Kosmodrom Wostotschny: Russlands neues Tor zum Weltraum
Erstmals soll eine Rakete vom sibirischen Wostotschny aus starten – künftig auch mit Kosmonauten. Das Kosmodrom soll Baikonur entlasten und damit die Abhängigkeit von Kasachstan verringern.
Nach mehreren Verzögerungen, Querelen um Korruption und Pfusch am Bau ist es endlich so weit: Am Mittwoch soll erstmals eine Rakete vom neuen russischen Raumfahrtzentrum Wostotschny – übersetzt: „Östlicher“ – abheben. Um 4.01 Uhr (MESZ) soll es losgehen, an Bord der „Sojus“ befinden sich drei Satelliten. Wirklich fertig ist das Raumfahrtzentrum – die Russen sagen Kosmodrom – noch nicht. Der nächste Start wird für 2017 erwartet; der reguläre Betrieb dürfte 2018 anlaufen, schätzt Igor Komarow, Chef der Raumfahrtbehörde Roskosmos.
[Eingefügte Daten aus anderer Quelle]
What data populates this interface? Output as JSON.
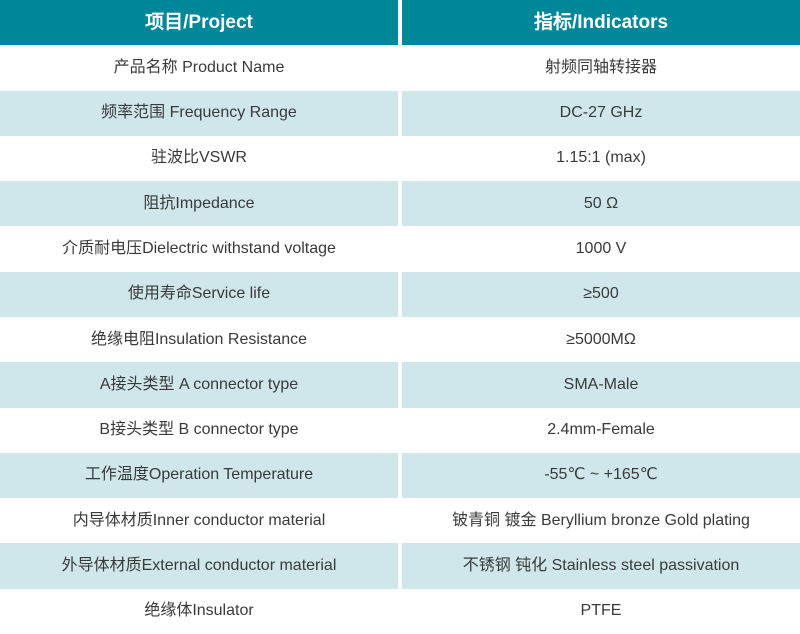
{
  "colors": {
    "header_bg": "#00889a",
    "header_text": "#ffffff",
    "row_tint_bg": "#cfe6ea",
    "row_white_bg": "#ffffff",
    "body_text": "#3a3a3a",
    "column_divider": "#ffffff"
  },
  "table": {
    "header": {
      "project": "项目/Project",
      "indicator": "指标/Indicators"
    },
    "rows": [
      {
        "project": "产品名称 Product Name",
        "indicator": "射频同轴转接器"
      },
      {
        "project": "频率范围 Frequency Range",
        "indicator": "DC-27 GHz"
      },
      {
        "project": "驻波比VSWR",
        "indicator": "1.15:1 (max)"
      },
      {
        "project": "阻抗Impedance",
        "indicator": "50 Ω"
      },
      {
        "project": "介质耐电压Dielectric withstand voltage",
        "indicator": "1000 V"
      },
      {
        "project": "使用寿命Service life",
        "indicator": "≥500"
      },
      {
        "project": "绝缘电阻Insulation Resistance",
        "indicator": "≥5000MΩ"
      },
      {
        "project": "A接头类型 A connector type",
        "indicator": "SMA-Male"
      },
      {
        "project": "B接头类型 B connector type",
        "indicator": "2.4mm-Female"
      },
      {
        "project": "工作温度Operation Temperature",
        "indicator": "-55℃ ~ +165℃"
      },
      {
        "project": "内导体材质Inner conductor material",
        "indicator": "铍青铜 镀金 Beryllium bronze Gold plating"
      },
      {
        "project": "外导体材质External conductor material",
        "indicator": "不锈钢 钝化 Stainless steel passivation"
      },
      {
        "project": "绝缘体Insulator",
        "indicator": "PTFE"
      }
    ]
  }
}
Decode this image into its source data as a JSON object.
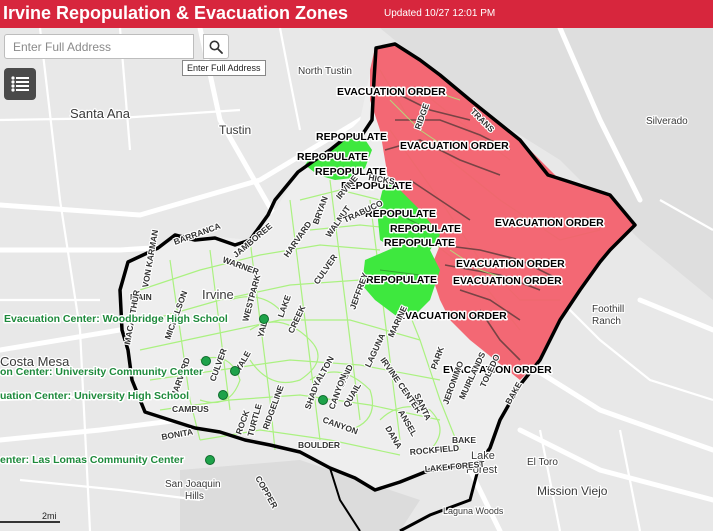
{
  "header": {
    "title": "Irvine Repopulation & Evacuation Zones",
    "updated": "Updated 10/27 12:01 PM"
  },
  "search": {
    "placeholder": "Enter Full Address",
    "tooltip": "Enter Full Address",
    "icon": "search-icon"
  },
  "menu": {
    "icon": "list-icon"
  },
  "colors": {
    "header": "#d7263d",
    "evacuation": "#f2606d",
    "repopulate": "#3ee83e",
    "boundary": "#000000",
    "roads": "#9cf07c",
    "center": "#1ea24a"
  },
  "places": {
    "north_tustin": "North Tustin",
    "santa_ana": "Santa Ana",
    "tustin": "Tustin",
    "silverado": "Silverado",
    "foothill_ranch": "Foothill\nRanch",
    "irvine": "Irvine",
    "costa_mesa": "Costa Mesa",
    "el_toro": "El Toro",
    "lake_forest": "Lake\nForest",
    "mission_viejo": "Mission Viejo",
    "san_joaquin_hills": "San Joaquin\nHills",
    "laguna_woods": "Laguna Woods"
  },
  "zones": {
    "evacuation_order": "EVACUATION ORDER",
    "repopulate": "REPOPULATE"
  },
  "centers": {
    "woodbridge": "Evacuation Center: Woodbridge High School",
    "university_community": "on Center: University Community Center",
    "university_high": "uation Center: University High School",
    "las_lomas": "enter: Las Lomas Community Center"
  },
  "streets": {
    "jamboree": "JAMBOREE",
    "barranca": "BARRANCA",
    "warner": "WARNER",
    "harvard": "HARVARD",
    "culver": "CULVER",
    "walnut": "WALNUT",
    "trabuco": "TRABUCO",
    "bryan": "BRYAN",
    "irvine": "IRVINE",
    "main": "MAIN",
    "macarthur": "MACARTHUR",
    "von_karman": "VON KARMAN",
    "michelson": "MICHELSON",
    "harvard2": "HARVARD",
    "jamboree2": "JAMBOREE",
    "campus": "CAMPUS",
    "culver2": "CULVER",
    "yale": "YALE",
    "lake": "LAKE",
    "creek": "CREEK",
    "westpark": "WESTPARK",
    "alton": "ALTON",
    "shady": "SHADY",
    "sand": "SAND",
    "canyon": "CANYON",
    "ridgeline": "RIDGELINE",
    "turtle": "TURTLE",
    "rock": "ROCK",
    "bonita": "BONITA",
    "boulder": "BOULDER",
    "canyon2": "CANYON",
    "quail": "QUAIL",
    "laguna": "LAGUNA",
    "marine": "MARINE",
    "irvine_center": "IRVINE CENTER",
    "jeffrey": "JEFFREY",
    "sand2": "SAND",
    "santa": "SANTA",
    "ana": "ANA",
    "ansel": "ANSEL",
    "dana": "DANA",
    "park": "PARK",
    "jeronimo": "JERONIMO",
    "muirlands": "MUIRLANDS",
    "toledo": "TOLEDO",
    "lake_forest_st": "LAKE FOREST",
    "rockfield": "ROCKFIELD",
    "bake": "BAKE",
    "bake2": "BAKE",
    "copper": "COPPER",
    "ridge": "RIDGE",
    "trans": "TRANS",
    "hicks": "HICKS"
  },
  "scale_label": "2mi"
}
Die neue Startanlage bedeutet zugleich einen langsamen Abschied vom traditionsreichen Kosmodrom in Baikonur. Von dort flog Juri Gagarin als erster Mensch ins All, auch der deutsche Astronaut Alexander Gerst verließ dort 2014 die Erde, um ein halbes Jahr auf der Internationalen Raumstation (ISS) zu arbeiten. Nach dem Zerfall der Sowjetunion stand die russische Raumfahrt vor dem Problem, dass ihr wichtigster Startkomplex außerhalb des Landes in Kasachstan lag. Jedes Jahr zahlt Russland eine Pacht von 115 Millionen Dollar für die Nutzung, der Vertrag läuft noch bis 2050.
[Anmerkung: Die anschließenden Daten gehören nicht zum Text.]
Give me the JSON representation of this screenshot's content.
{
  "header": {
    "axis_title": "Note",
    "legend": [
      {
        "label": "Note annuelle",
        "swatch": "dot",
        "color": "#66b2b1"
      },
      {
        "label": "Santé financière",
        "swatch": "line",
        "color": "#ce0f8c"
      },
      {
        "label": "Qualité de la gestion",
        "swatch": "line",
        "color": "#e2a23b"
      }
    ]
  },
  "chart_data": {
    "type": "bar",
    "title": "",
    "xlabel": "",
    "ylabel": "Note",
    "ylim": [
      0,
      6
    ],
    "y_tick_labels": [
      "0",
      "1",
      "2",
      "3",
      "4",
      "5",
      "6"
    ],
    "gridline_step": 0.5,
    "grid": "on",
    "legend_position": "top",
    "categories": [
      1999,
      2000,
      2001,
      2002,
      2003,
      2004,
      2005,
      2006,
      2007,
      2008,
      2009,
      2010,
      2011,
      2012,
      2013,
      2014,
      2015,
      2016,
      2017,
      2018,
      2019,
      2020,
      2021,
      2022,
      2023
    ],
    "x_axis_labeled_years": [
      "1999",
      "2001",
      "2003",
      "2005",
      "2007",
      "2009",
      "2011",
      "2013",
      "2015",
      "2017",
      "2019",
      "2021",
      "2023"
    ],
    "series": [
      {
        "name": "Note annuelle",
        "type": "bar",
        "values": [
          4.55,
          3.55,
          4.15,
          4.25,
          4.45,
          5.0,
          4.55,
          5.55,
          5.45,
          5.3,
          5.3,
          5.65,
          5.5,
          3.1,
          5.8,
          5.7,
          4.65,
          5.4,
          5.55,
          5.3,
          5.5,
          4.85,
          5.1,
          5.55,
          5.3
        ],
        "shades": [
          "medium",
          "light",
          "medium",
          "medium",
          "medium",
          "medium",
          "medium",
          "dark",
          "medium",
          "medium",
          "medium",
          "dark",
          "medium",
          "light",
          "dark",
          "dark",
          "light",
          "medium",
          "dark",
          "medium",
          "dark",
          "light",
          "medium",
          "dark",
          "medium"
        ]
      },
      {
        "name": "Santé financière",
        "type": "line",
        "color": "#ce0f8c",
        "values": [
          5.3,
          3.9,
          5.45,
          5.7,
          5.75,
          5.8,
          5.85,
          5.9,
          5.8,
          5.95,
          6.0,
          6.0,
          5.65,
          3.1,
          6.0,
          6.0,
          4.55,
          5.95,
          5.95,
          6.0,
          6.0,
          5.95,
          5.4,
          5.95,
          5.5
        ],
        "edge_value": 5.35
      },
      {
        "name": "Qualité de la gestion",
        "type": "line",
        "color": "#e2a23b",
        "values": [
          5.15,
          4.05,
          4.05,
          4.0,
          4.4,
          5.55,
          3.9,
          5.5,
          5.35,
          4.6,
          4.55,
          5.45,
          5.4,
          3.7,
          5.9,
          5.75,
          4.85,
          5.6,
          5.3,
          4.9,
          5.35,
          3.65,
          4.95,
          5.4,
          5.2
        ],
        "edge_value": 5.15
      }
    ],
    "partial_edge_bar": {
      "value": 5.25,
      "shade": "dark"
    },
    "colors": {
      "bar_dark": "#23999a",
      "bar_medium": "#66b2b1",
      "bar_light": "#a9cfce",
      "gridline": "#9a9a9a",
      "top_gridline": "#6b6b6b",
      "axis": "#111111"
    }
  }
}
Wostotschny ist 8000 Kilometer vom Machtzentrum Moskau entfernt
Die Stimmung in Kasachstan ist gemischt. Einerseits kommt mit Baikonur Geld ins Land (beziehungsweise wurde ein Teil der Staatsschulden beglichen), auf der anderen Seite steht die Angst vor Umweltschäden. Bei Fehlstarts können große Mengen des giftigen UDMH-Treibstoffs freigesetzt werden.
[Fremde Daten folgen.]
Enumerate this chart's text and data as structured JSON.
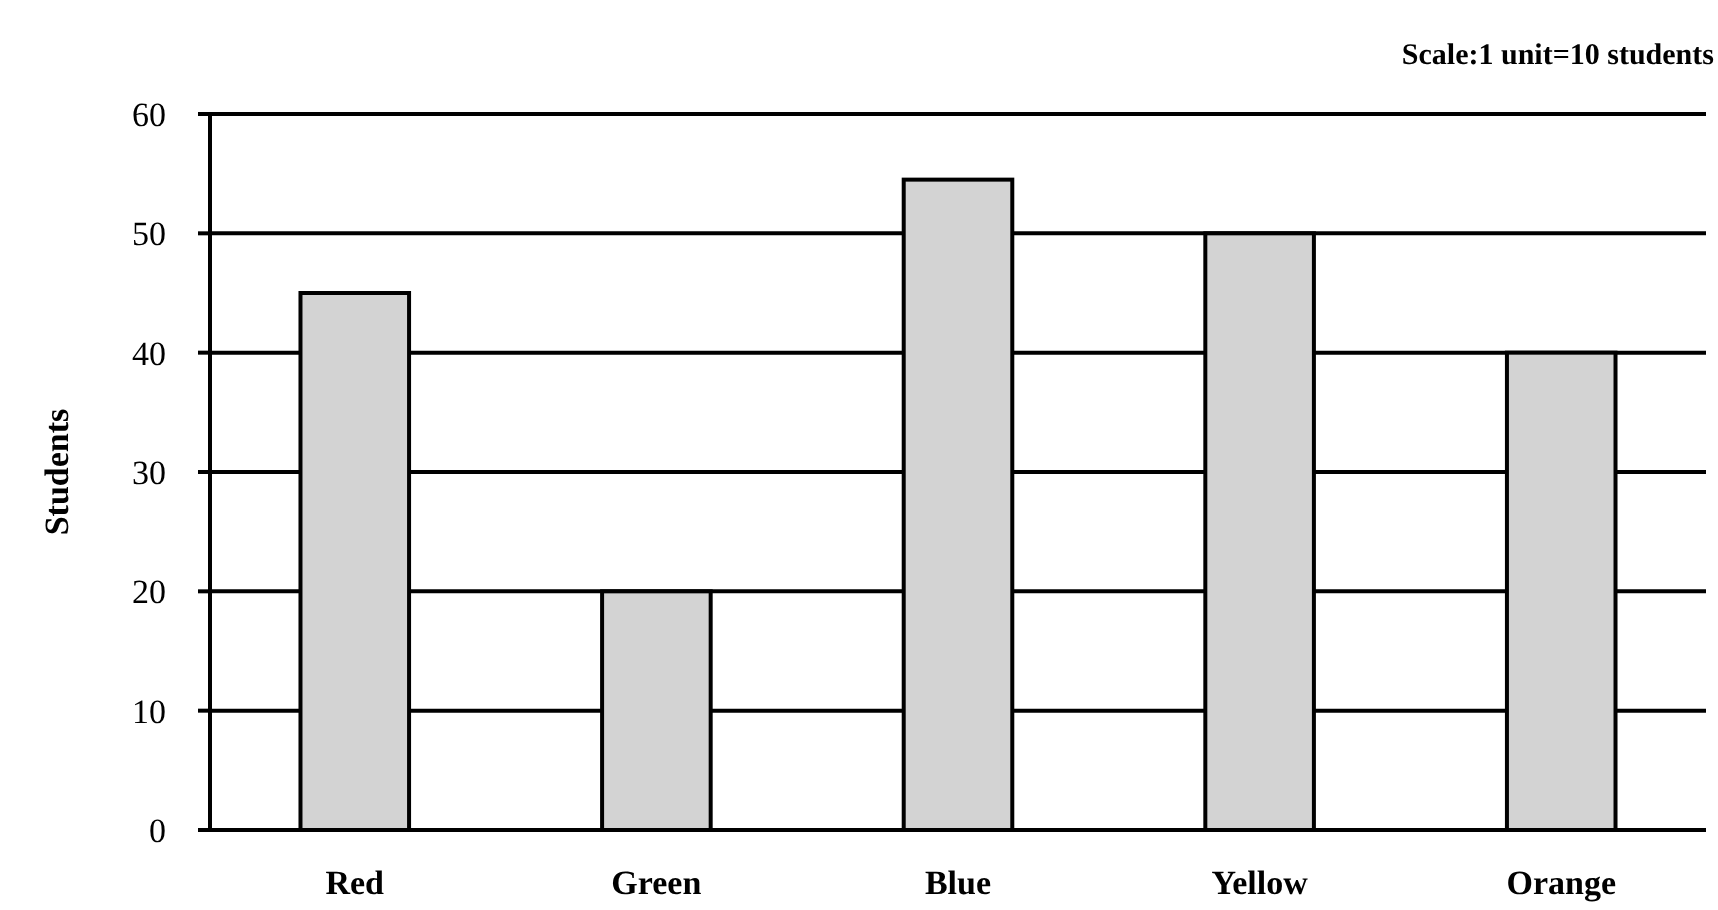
{
  "chart_data": {
    "type": "bar",
    "ylabel": "Students",
    "annotations": [
      "Scale:1 unit=10 students"
    ],
    "categories": [
      "Red",
      "Green",
      "Blue",
      "Yellow",
      "Orange"
    ],
    "values": [
      45,
      20,
      54.5,
      50,
      40
    ],
    "color": "#d3d3d3",
    "ylim": [
      0,
      60
    ],
    "yticks": [
      0,
      10,
      20,
      30,
      40,
      50,
      60
    ],
    "grid": "y"
  }
}
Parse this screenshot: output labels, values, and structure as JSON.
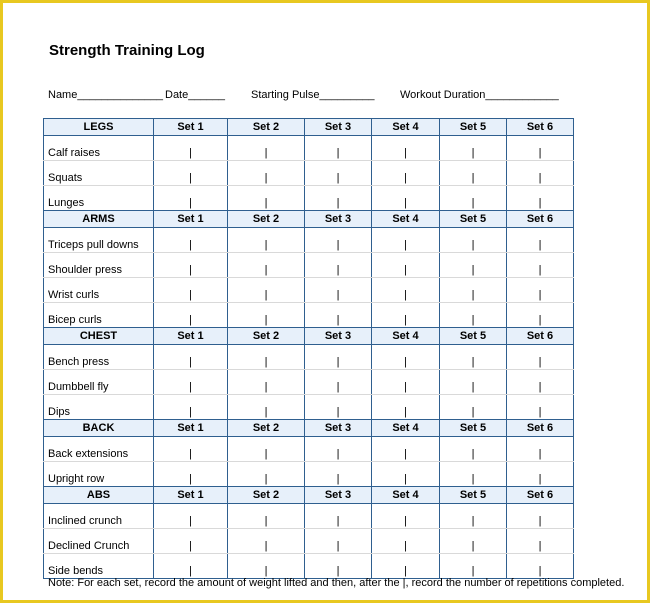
{
  "title": "Strength Training Log",
  "fields": {
    "name": "Name______________",
    "date": "Date______",
    "pulse": "Starting Pulse_________",
    "duration": "Workout Duration____________"
  },
  "divider": "|",
  "groups": [
    {
      "name": "LEGS",
      "sets": [
        "Set 1",
        "Set 2",
        "Set 3",
        "Set 4",
        "Set 5",
        "Set 6"
      ],
      "exercises": [
        "Calf raises",
        "Squats",
        "Lunges"
      ]
    },
    {
      "name": "ARMS",
      "sets": [
        "Set 1",
        "Set 2",
        "Set 3",
        "Set 4",
        "Set 5",
        "Set 6"
      ],
      "exercises": [
        "Triceps pull downs",
        "Shoulder press",
        "Wrist curls",
        "Bicep curls"
      ]
    },
    {
      "name": "CHEST",
      "sets": [
        "Set 1",
        "Set 2",
        "Set 3",
        "Set 4",
        "Set 5",
        "Set 6"
      ],
      "exercises": [
        "Bench press",
        "Dumbbell fly",
        "Dips"
      ]
    },
    {
      "name": "BACK",
      "sets": [
        "Set 1",
        "Set 2",
        "Set 3",
        "Set 4",
        "Set 5",
        "Set 6"
      ],
      "exercises": [
        "Back extensions",
        "Upright row"
      ]
    },
    {
      "name": "ABS",
      "sets": [
        "Set 1",
        "Set 2",
        "Set 3",
        "Set 4",
        "Set 5",
        "Set 6"
      ],
      "exercises": [
        "Inclined crunch",
        "Declined Crunch",
        "Side bends"
      ]
    }
  ],
  "note": "Note:  For each set, record the amount of weight lifted and then, after the |, record the number of repetitions completed."
}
Im Jahr 2007 gab Präsident Wladimir Putin den Auftrag, ein neues Raumfahrtzentrum zu bauen, um die Abhängigkeit von Kasachstan zu verringern. Ende 2008 wurde der Standort Wostotschny im fernen Sibirien ausgewählt. Auf den ersten Blick erscheint das widersinnig, schließlich befindet sich die Industrie, die Raketenteile, Satelliten und Raumsonden baut, im Westen des Landes – all das muss nun über tausende Kilometer nach Osten transportiert werden. Auch Forschungseinrichtungen und vor allem die Politik sind weit weg: Man sollte nicht die Wirkung unterschätzen, die es hat, wenn Regierungsmitglieder und Entscheider aus Wirtschaft und Wissenschaft einen Raketenstart selbst erleben. Aus diesem Grund gibt es regelmäßig VIP-Flüge zu den Starts von Weltraummissionen, nicht nur in Russland.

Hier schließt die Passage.